Wie hat sich das menschliche Gehirn im Vergleich zu denen anderer Menschenaffen entwickelt und welche Prozesse sind dafür verantwortlich? Dieser Frage gingen Forscher des Max-Plack-Instituts für evolutionäre Anthropologie in Leipzig, vom Institude of Molecular und Clinical Ophthalmology Basel und von der ETH Zürich in einer neuen Studie nach. Sie züchteten zerebrale Organoide aus Stammzellen, die Licht ins Dunkel der Gehirnentwicklung bringen können.
Die Forscher untersuchten für ihre Studie die Entwicklungsprozesse zerebraler Organoide aus menschlichen pluripotenten Stammzellen. Ferner analysierten sie Genexpressionsmuster und die Chromatinzugänglichkeit. Anschließend wurden diese Ergebnisse mit denen aus einer Untersuchung von Schimpansen und Makaken verglichen. Das spannende Ergebnis: Schimpansen- und Makakenorganoide weisen eine ausgeprägtere kortikale Neuronenreifung auf als menschliche Organoide des gleichen Entwicklungsstands. Dies bedeute eine langsamere neuronale Entwicklung beim Menschen im Vergleich zu seinen Vorfahren, so die Wissenschaftler.
Einzigartige Entwicklungsprozesse beim Menschen
Außerdem konnten die Forscher Gene mit humanspezifischer Expression während des Neurogeneseprozesses und dem der neuronalen Reifung feststellen. Dies hänge mit den humanspezifischen Unterschieden bei der Chromatinzugänglichkeit zusammen.

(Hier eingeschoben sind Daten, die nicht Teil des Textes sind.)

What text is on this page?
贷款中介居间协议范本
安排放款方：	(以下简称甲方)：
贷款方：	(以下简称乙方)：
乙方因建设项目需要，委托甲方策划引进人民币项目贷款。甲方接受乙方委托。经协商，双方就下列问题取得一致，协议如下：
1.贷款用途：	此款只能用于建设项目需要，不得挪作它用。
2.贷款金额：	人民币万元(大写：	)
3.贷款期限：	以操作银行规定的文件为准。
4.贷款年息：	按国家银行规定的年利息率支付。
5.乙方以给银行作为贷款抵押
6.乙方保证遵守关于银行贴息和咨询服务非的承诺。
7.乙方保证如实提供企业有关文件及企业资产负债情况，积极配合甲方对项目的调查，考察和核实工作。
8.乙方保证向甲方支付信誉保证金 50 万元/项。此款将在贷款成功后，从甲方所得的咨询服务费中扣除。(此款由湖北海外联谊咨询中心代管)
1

Die regulatorischen Regionen weisen Veränderungen in der DNA-Sequenz auf, die typisch für Menschen sind. „Von einigen genetischen Veränderungen glauben wir, dass sie die Bindung von Transkriptionsfaktoren verändern, was möglicherweise erklären könnte, wie die Unterschiede bei der Genexpression zustande kommen“, erklärt Gray Camp. Diese Gene seien auch an der Zellvermehrung oder der Neuronenfunktion beteiligt. Das könnte beim Menschen anders als bei den Menschenaffen zu größeren menschlichen Gehirnen und zu kognitiven und Verhaltensunterschieden geführt haben.
Ferner analysierten sie die spezifische Genexpression des Menschen im präfrontalen Kortex. Dabei stellten sie fest, dass es Genexpressionsunterschiede gibt, die bis ins Erwachsenenalter nachgewiesen werden können. Des Weiteren zellzustandsspezifische Veränderungen, die nur im Gehirn von Erwachsenen auftreten. Die Forscher erhoffen sich von ihren Daten eine bessere Möglichkeit der Erforschung von Mechanismen der Genregulationsdynamik während der frühen Hirnentwicklung, besonders der Unterschied der Entwicklung zwischen Menschen und Schimpansen.
Literatur:
Sabina Kanton, Michael James Boyle, Zhisong He, et al.: Organoid single-cell genomic atlas uncovers human-specific features of brain development. Nature, 16 October 2019, DOI: doi.org/10.1038/s41586-019-1654-9.